The Indian Women’s Cricket Team recently lost the World Cup against England and it is then that we realised that apart from the Men in blue we had another group of people playing the same sport internationally for India!
Kabir | The New Leam
Over the past few days the news of the Indian Women’s cricket team having lost in the finals of the World Cup against England is doing rounds. Is it not extremely tragic that on usual days when the IPL season is on, most television sets across the nation are tuned to the men in blue, it is the news of a male cricket icon like Virat Kohli or Dhoni endorsing a new product or scoring a new century that rules our imagination, controversies around the BCCI form the headlines and on days when the much loved men’s cricket team plays against Pakistan we cannot help but associate our nationalist emotions to a mere game of cricket!
In all this time we have hardly ever thought of our women’s team and rarely do we know that name of its players, their backgrounds or even what they look like. But now that we have lost the World Cup all our eyes are glued in disappointment at the women’s team.
Much in contradiction to what we really would like to believe sports and especially cricket when played by men is accepted more widely in a nation like India than when played by equally talented women. If you would like to contradict this argument by pointing at the game of tennis or badminton and showing that women are surely shining there then what about many other games like hockey or football where the representation or even the attention given to the women’s team is so insignificant if not altogether absent?
The Indian cricket team of women lead by the talented Mithali Raj lost for the second time in the finals by a tiny margin of only nine runs. But what is important is that despite a stark discrimination, insufficient national attention and hardly any interest of the public in their game the women’s cricket team has performed so well. But what adds to the irony is that despite their individual efforts and trying to give their best to the nation these female cricket players are constantly compared to their male counterparts.
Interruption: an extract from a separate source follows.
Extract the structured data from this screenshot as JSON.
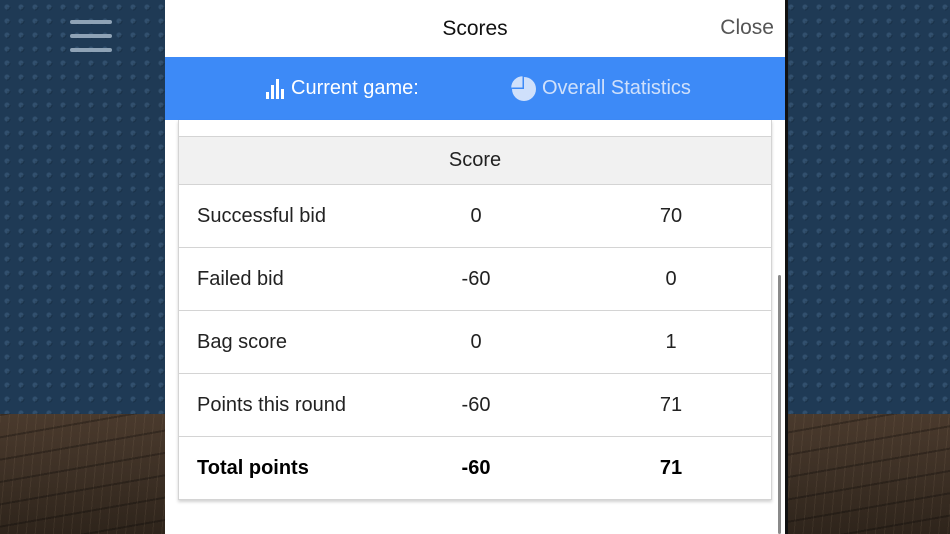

Recently Mithali Raj was asked who her favorite male cricketer was and her snappy reply received immense attention when she asked the reporter to go and ask the same question to the male cricketers. In a country that loves its cricket equal to a religion it is ironic that neither the national media nor the more vibrant social media has adequately spoken about the female version of the game- amidst this our natural inclination towards patriarchal hierarchies is only more apparent. In the nooks’ and corners of this country there are talented swimmers, athletes, players and sportspeople who are waiting to be discovered and nurtured: if only we could look beyond our male centric perspective of sports and allow those ugly patriarchal instincts to take a backseat?